In April of 2002, while we were in the middle of shooting the first jackass movie, I got pulled over by a cop in Beverly Hills. The tag on my license plate was expired, my Florida driver’s license was suspended, and I had no insurance. The cop was really cool, he told me that I was breaking enough laws that it was a criminal matter he needed to arrest me for, but he got permission from the police station to release me on the spot after giving me an official piece of paper with a court date on it. My car wasn’t so lucky, the cop told me he had no choice but to have it towed, which he did after calling me a taxi.

As I rolled away in that cab, I said goodbye to my Clown College-issued clown shoes, costume, and make-up, my juggling torches and stilts, and everything else that was in that car- because I’d decided that the tow yard could keep it. I didn’t bother showing up to court, either, which wound up meaning that I had a warrant out for my arrest for six straight years, from 2002-2008. That’s right, when I was waving all that marijuana around in front of those cops in 2005, I had a warrant out for my arrest. I thought it was funny, too. While I was very drunk one night, a bunch of cops stopped me to ask if they could get a photo with me, and I bluntly told them that I had a warrant out for my arrest.

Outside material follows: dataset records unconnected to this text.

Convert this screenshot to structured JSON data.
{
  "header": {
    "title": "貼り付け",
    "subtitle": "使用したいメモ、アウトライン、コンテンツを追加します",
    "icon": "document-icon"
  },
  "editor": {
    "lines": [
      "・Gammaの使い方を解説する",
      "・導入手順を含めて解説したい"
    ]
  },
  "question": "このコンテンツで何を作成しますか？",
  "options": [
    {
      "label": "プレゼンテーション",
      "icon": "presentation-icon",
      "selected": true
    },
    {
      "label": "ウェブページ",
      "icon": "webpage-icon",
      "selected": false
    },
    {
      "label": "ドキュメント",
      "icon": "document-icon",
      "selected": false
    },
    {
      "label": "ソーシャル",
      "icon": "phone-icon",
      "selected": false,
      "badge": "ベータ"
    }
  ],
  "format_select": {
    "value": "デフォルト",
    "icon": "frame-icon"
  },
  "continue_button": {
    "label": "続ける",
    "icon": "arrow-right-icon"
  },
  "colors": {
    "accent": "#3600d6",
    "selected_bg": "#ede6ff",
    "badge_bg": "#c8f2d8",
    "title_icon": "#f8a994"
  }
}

They asked me what my real name is and I asked, “If I tell you that, won’t you have to arrest me?”. They said, “Fuck no! What’s your name?” I told them, then one of them looked me up and said, “Yup, you’re hot for 10 G’s!”. They, literally, appraised my warrant, told me to enjoy the rest of my evening, and left me drunk in the streets. For years, I couldn’t help but to try my ass off to get arrested, and it just wouldn’t work.

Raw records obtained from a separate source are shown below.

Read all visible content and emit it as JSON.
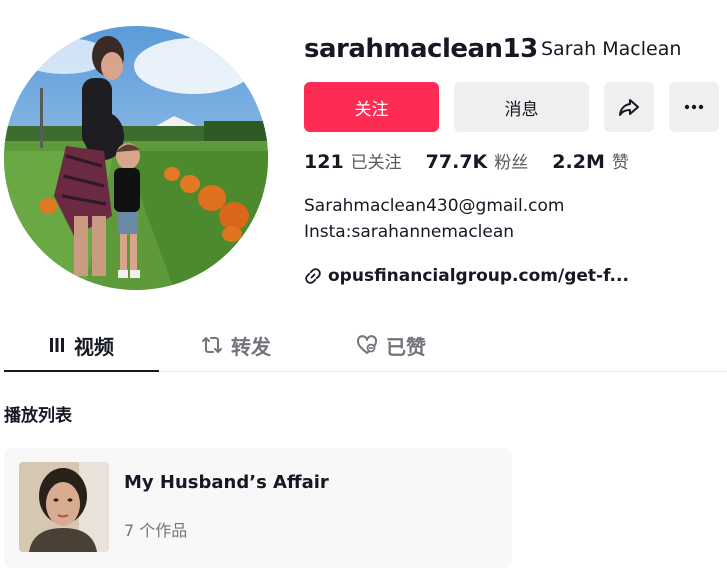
{
  "profile": {
    "username": "sarahmaclean13",
    "display_name": "Sarah Maclean",
    "follow_label": "关注",
    "message_label": "消息",
    "share_icon": "share-icon",
    "more_icon": "more-icon"
  },
  "stats": {
    "following_count": "121",
    "following_label": "已关注",
    "followers_count": "77.7K",
    "followers_label": "粉丝",
    "likes_count": "2.2M",
    "likes_label": "赞"
  },
  "bio": {
    "line1": "Sarahmaclean430@gmail.com",
    "line2": "Insta:sarahannemaclean",
    "link": "opusfinancialgroup.com/get-f..."
  },
  "tabs": [
    {
      "label": "视频",
      "icon": "grid-icon",
      "active": true
    },
    {
      "label": "转发",
      "icon": "repost-icon",
      "active": false
    },
    {
      "label": "已赞",
      "icon": "liked-heart-icon",
      "active": false
    }
  ],
  "playlists": {
    "section_title": "播放列表",
    "items": [
      {
        "name": "My Husband’s Affair",
        "count": "7 个作品"
      }
    ]
  },
  "colors": {
    "primary": "#fe2c55",
    "secondary_bg": "#efeff0",
    "text": "#161823",
    "muted": "#73747b"
  }
}
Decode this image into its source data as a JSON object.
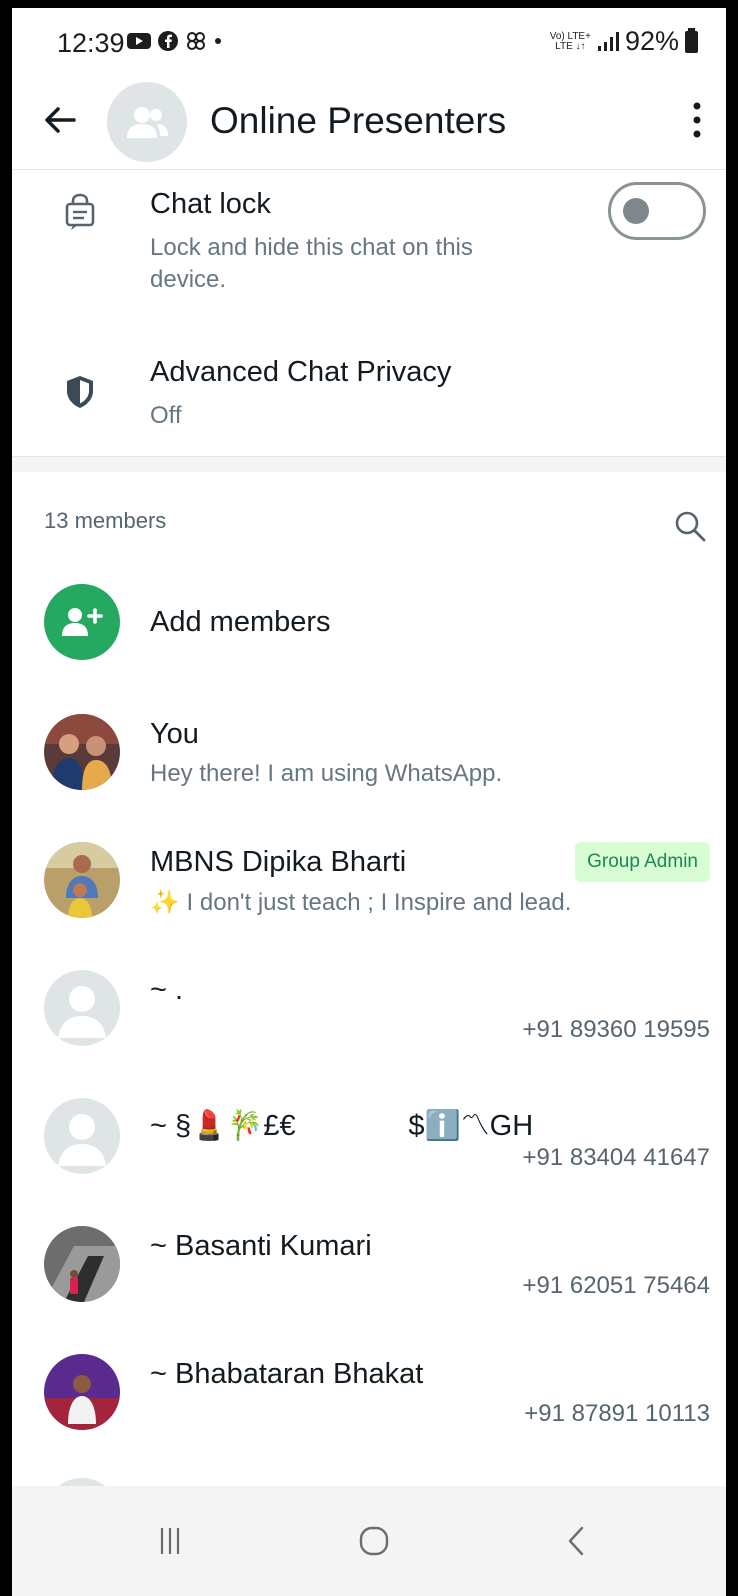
{
  "status_bar": {
    "time": "12:39",
    "network_top": "Vo) LTE+",
    "network_bottom": "LTE ↓↑",
    "battery": "92%"
  },
  "header": {
    "title": "Online Presenters"
  },
  "chat_lock": {
    "title": "Chat lock",
    "subtitle_line1": "Lock and hide this chat on this",
    "subtitle_line2": "device.",
    "enabled": false
  },
  "advanced_privacy": {
    "title": "Advanced Chat Privacy",
    "value": "Off"
  },
  "members": {
    "count_label": "13 members",
    "add_label": "Add members",
    "list": [
      {
        "name": "You",
        "about": "Hey there! I am using WhatsApp.",
        "phone": "",
        "badge": ""
      },
      {
        "name": "MBNS Dipika Bharti",
        "about": "✨ I don't just teach ; I Inspire and lead.",
        "phone": "",
        "badge": "Group Admin"
      },
      {
        "name": "~ .",
        "about": "",
        "phone": "+91 89360 19595",
        "badge": ""
      },
      {
        "name": "~ §💄🎋£€              $ℹ️〽GH",
        "about": "",
        "phone": "+91 83404 41647",
        "badge": ""
      },
      {
        "name": "~ Basanti Kumari",
        "about": "",
        "phone": "+91 62051 75464",
        "badge": ""
      },
      {
        "name": "~ Bhabataran Bhakat",
        "about": "",
        "phone": "+91 87891 10113",
        "badge": ""
      }
    ]
  },
  "colors": {
    "accent_green": "#25a85f",
    "admin_badge_bg": "#d9fdd3",
    "admin_badge_text": "#1b8755"
  },
  "icons": {
    "back": "arrow-left-icon",
    "menu": "more-vert-icon",
    "lock": "chat-lock-icon",
    "shield": "shield-icon",
    "search": "search-icon",
    "add": "add-person-icon"
  }
}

For the years between 2002-2008, it made total sense to not own a car, because I wasn’t ever sober. Sure, sometimes work (especially Wildboyz) kept me from being really loaded, but anytime I wasn’t working, I was loaded. For my first year of sobriety, it made sense to not own a car as well, because it would have been too tempting to drive the hell out of dodge and get loaded. Not owning a car finally stopped making sense, though, so I got a California driver’s license today, then went and bought a car and insurance. Check it out, it’s my new Nissan Versa!